When Postgres isn't the right choice
published:
I've been spending most of my recent unemployment working on the Microwave Propagation prediction website.
The propagation map ingests HRRR weather every hour and re-scores the entire CONUS grid across many amateur radio microwave bands. That is 95,000 grid points * 23 bands * 19 forecast hours = ~41.5 million score values per chain. For a long time those lived in a Postgres table called propagation_scores.
The shape mismatch
Each hourly run did this:
DELETE FROM propagation_scores WHERE valid_time = $1;
INSERT INTO propagation_scores (lat, lon, band_mhz, valid_time, score, factors) ...
475,000 rows per forecast hour (at the time it was only 5 bands, now it would be 2,185,000 per forecast hour), funneled through four indexes (PK UUID, uniqueness tuple, valid_time, (band_mhz, valid_time)), plus a JSONB factors blob for the analysis hour. Scoring + upsert took about 4m 40s per forecast hour. Across 19 hours that's more than an entire hourly cron cycle, so we had to back off to once every 3 hours just to keep up.
I was originally running the Postgres server and app on a dell r630 server I have running proxmox on some raid5 SAS spinny drives. It quickly became obvious IOPS were the primary issue. The first mitigation I applied was to move the database to an nvme backed server.
The problem wasn't Postgres. Postgres is an amazing database when you use it for what it's good at. The problem is trying to store ephemeral data that rotates once an hour. AUTOVACUUM couldn't keep up even on the faster nvme, so ANALYZE never got run. It compounded every hour.

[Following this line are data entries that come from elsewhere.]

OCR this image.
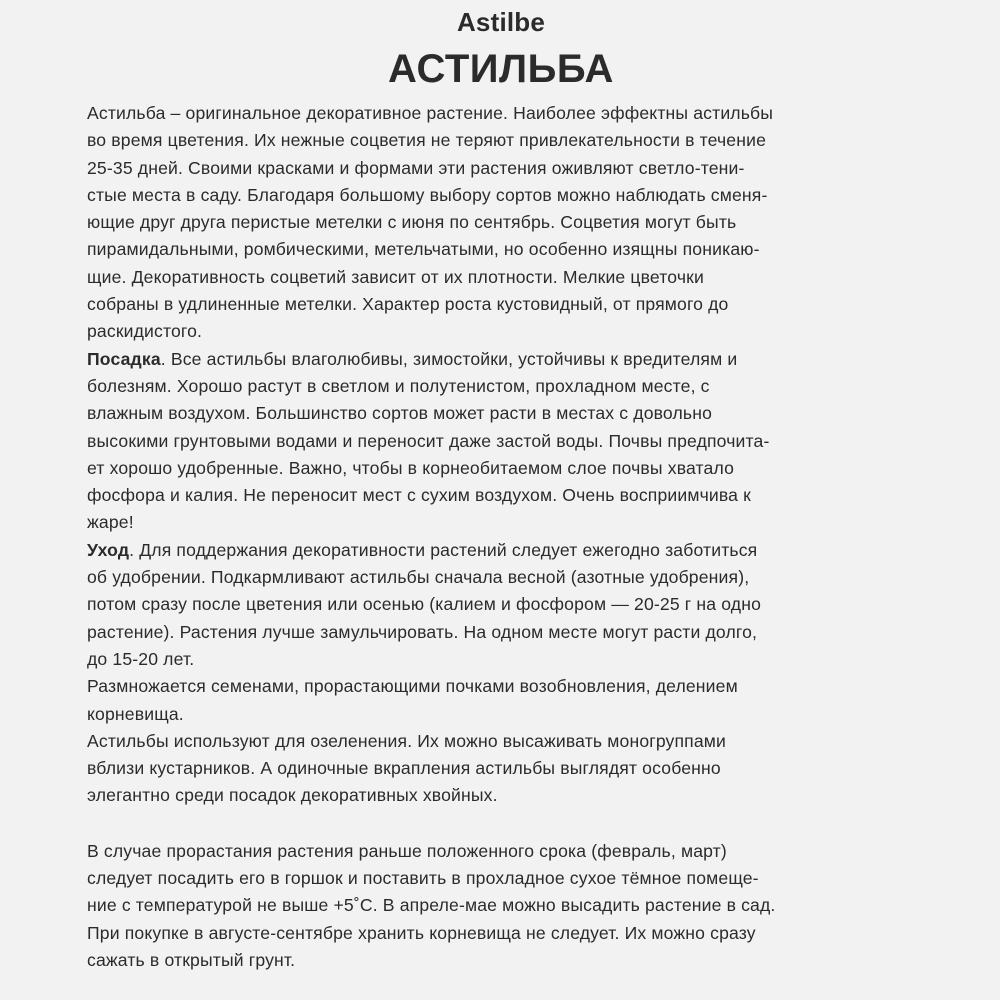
Astilbe
АСТИЛЬБА

Астильба – оригинальное декоративное растение. Наиболее эффектны астильбы
во время цветения. Их нежные соцветия не теряют привлекательности в течение
25-35 дней. Своими красками и формами эти растения оживляют светло-тени-
стые места в саду. Благодаря большому выбору сортов можно наблюдать сменя-
ющие друг друга перистые метелки с июня по сентябрь. Соцветия могут быть
пирамидальными, ромбическими, метельчатыми, но особенно изящны поникаю-
щие. Декоративность соцветий зависит от их плотности. Мелкие цветочки
собраны в удлиненные метелки. Характер роста кустовидный, от прямого до
раскидистого.

Посадка. Все астильбы влаголюбивы, зимостойки, устойчивы к вредителям и
болезням. Хорошо растут в светлом и полутенистом, прохладном месте, с
влажным воздухом. Большинство сортов может расти в местах с довольно
высокими грунтовыми водами и переносит даже застой воды. Почвы предпочита-
ет хорошо удобренные. Важно, чтобы в корнеобитаемом слое почвы хватало
фосфора и калия. Не переносит мест с сухим воздухом. Очень восприимчива к
жаре!

Уход. Для поддержания декоративности растений следует ежегодно заботиться
об удобрении. Подкармливают астильбы сначала весной (азотные удобрения),
потом сразу после цветения или осенью (калием и фосфором — 20-25 г на одно
растение). Растения лучше замульчировать. На одном месте могут расти долго,
до 15-20 лет.

Размножается семенами, прорастающими почками возобновления, делением
корневища.

Астильбы используют для озеленения. Их можно высаживать моногруппами
вблизи кустарников. А одиночные вкрапления астильбы выглядят особенно
элегантно среди посадок декоративных хвойных.

В случае прорастания растения раньше положенного срока (февраль, март)
следует посадить его в горшок и поставить в прохладное сухое тёмное помеще-
ние с температурой не выше +5˚С. В апреле-мае можно высадить растение в сад.
При покупке в августе-сентябре хранить корневища не следует. Их можно сразу
сажать в открытый грунт.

The map is a canvas heatmap. It wants one dense (lat, lon) -> score array for a single (band, valid_time). We were storing it as half a million row tuples with MVCC bookkeeping, toast pages, and a B-tree index per column we'd never query by. Every write rematerialized metadata the reader throws away.
Before rewriting the store, we tuned what was there:
- DELETE + INSERT ... with no ON CONFLICT. The chain worker rewrites a full (valid_time, all bands) slice every hour, so conflict detection was pure waste. Skipping it shaved time off.
- Skip factors on forecast hours. factors is a ~200-byte JSONB per row describing the ten scoring components (rain, humidity, refractivity, etc.). We only show it on the analysis hour (f00) when the user clicks a cell. Passing factors: nil for f01–f18 skips a JSONB encode plus a toast write for roughly half the volume.
- UNLOGGED table. Writes bypass the WAL entirely. On unclean shutdown the table truncates — fine, because PropagationGridWorker rebuilds it from HRRR every hour. Durability was never the point, this was a cache with extra steps.
These helped, but the per row overhead of a row oriented store against a dense numeric grid is a ceiling you can't tune past. I was still running into issues with Postgres not being able to keep up.
Enter the binary file
Each (band_mhz, valid_time) grid now lands in one file at /data/scores/{band}/{iso}.ntms that's mounted over NFS by the pods:
magic : 4 bytes "NTMS"
version : 1 byte 0x01
band_mhz : 4 bytes uint32 LE
valid_time : 8 bytes int64 unix seconds LE
lat_min : 4 bytes float32 LE
lon_min : 4 bytes float32 LE
step_deg : 4 bytes float32 LE
n_rows : 2 bytes uint16 LE
n_cols : 2 bytes uint16 LE
scores : n_rows * n_cols bytes (uint8, 0–100; 255 = no-data)
33-byte header, dense uint8 array. A full CONUS grid serializes to ~93 KB per band per hour. A cell at (lat, lon) is at byte offset row * n_cols + col, so a point lookup is arithmetic plus a single File.read/1. No index, no query planner, no lock manager.
Writes go through the temp-then-rename pattern:
tmp = path <> ".tmp." <> unique_suffix()
File.write!(tmp, binary, [:binary])
File.rename!(tmp, path)
With Postgres off the hot path, the full f00–f18 chain dropped from ~170 min to ~45–60 min, so we ran the cron back up to hourly. The 15-minute prune cron reaped expired files with rm which is instant.
The f00 factor breakdown
One thing binary files don't handle well is the analysis-hour factor breakdown (the 10-component panel you see when you click a cell). Those factors are heterogeneous Elixir maps, not a numeric grid.
The solution was a second file format, ProfilesFile: one compressed ETF file per valid_time at /data/scores/profiles/{iso}.etf.gz, storing the enriched HRRR grid keyed by {lat, lon}. On a click, we reload the relevant cell's profile and rescore on demand. Same atomic-rename write pattern, different payload — ETF where heterogeneity matters, raw binary where density does.
Summary
The whole propagation project has been fun to write and tweak continuously. I continue to find and fix various bottlenecks and limitations. Each individual component in the stack is great at what it does, but sometimes when you start throwing millions of rows per hour and then deleting them it gets a little fussy.